Posted by The Spleen
Member since Dec 2010
38865 posts
Posted on 10/1/14 at 9:10 am to
My takeaway from all the Common Core backlash is the parents not understanding the methods their kids are being taught. "That's not the way I learned it" doesn't mean it's not a good way to learn.

My kids are both excelling with the new methods.
Posted by heartbreakTiger
grinding for my grinders
Member since Jan 2008
138974 posts
Posted on 10/1/14 at 9:11 am to
That was probably badly worded by me. The entire bottom isn't incapable of learning in a normal classroom. I would guess a majority could understand if they had a better support at home or were pushed into extra help outside of class. It still leaves the bottom of the bottom which can bog down a normal room, these are the ones that should maybe be held back or sent to a non-traditional school.

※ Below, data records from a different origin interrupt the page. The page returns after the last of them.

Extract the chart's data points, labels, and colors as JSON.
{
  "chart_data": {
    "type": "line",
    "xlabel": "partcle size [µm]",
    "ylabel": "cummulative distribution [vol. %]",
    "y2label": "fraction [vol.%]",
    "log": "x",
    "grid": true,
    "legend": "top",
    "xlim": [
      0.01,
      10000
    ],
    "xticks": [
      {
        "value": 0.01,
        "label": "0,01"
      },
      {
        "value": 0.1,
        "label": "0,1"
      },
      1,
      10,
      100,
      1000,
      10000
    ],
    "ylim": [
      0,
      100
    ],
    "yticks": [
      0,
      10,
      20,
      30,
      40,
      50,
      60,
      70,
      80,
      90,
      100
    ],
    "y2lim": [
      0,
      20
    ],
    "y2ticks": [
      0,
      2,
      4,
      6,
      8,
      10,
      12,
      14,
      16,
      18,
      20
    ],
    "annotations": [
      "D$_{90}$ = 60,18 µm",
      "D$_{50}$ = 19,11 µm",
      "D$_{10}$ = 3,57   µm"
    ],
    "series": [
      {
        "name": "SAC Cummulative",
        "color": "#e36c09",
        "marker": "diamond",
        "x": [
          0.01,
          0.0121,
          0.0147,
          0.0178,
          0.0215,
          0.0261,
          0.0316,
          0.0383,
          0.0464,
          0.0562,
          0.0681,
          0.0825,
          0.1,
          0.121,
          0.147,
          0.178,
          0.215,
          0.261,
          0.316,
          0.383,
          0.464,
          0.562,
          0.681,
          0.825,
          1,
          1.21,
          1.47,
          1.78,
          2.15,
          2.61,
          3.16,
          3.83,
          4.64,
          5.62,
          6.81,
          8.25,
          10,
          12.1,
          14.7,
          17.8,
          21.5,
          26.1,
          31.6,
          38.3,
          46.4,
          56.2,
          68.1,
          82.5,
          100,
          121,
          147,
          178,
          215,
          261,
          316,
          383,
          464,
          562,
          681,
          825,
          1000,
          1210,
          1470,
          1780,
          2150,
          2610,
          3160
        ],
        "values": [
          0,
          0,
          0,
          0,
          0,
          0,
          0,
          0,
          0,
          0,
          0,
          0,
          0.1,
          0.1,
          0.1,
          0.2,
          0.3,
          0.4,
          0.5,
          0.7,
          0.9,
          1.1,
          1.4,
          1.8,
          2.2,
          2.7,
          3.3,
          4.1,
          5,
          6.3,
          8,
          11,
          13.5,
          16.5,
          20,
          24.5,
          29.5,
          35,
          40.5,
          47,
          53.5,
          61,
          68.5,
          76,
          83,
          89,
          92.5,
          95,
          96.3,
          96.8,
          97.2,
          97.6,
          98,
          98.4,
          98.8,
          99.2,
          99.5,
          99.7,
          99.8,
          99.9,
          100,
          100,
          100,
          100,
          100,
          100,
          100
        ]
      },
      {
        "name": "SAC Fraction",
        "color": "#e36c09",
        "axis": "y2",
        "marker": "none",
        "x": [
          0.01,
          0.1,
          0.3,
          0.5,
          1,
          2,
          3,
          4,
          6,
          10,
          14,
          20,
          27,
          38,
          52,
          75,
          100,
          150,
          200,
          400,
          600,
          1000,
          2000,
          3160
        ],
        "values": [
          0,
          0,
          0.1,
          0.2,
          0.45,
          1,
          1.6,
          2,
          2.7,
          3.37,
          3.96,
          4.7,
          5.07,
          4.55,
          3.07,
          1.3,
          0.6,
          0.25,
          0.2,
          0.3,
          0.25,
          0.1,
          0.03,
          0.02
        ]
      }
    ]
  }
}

FWIW I believe the lower level teachers are in a pickle with how to handle the kid that doesn't understand. You can't bog down the class but how do you get that kid extra help. In college it is easy because the teacher can say see me on office hours. In the lower education the kid has a very limited time to be helped. I would guess the best way would be a kid that is failing to under stand is held out from recess or something.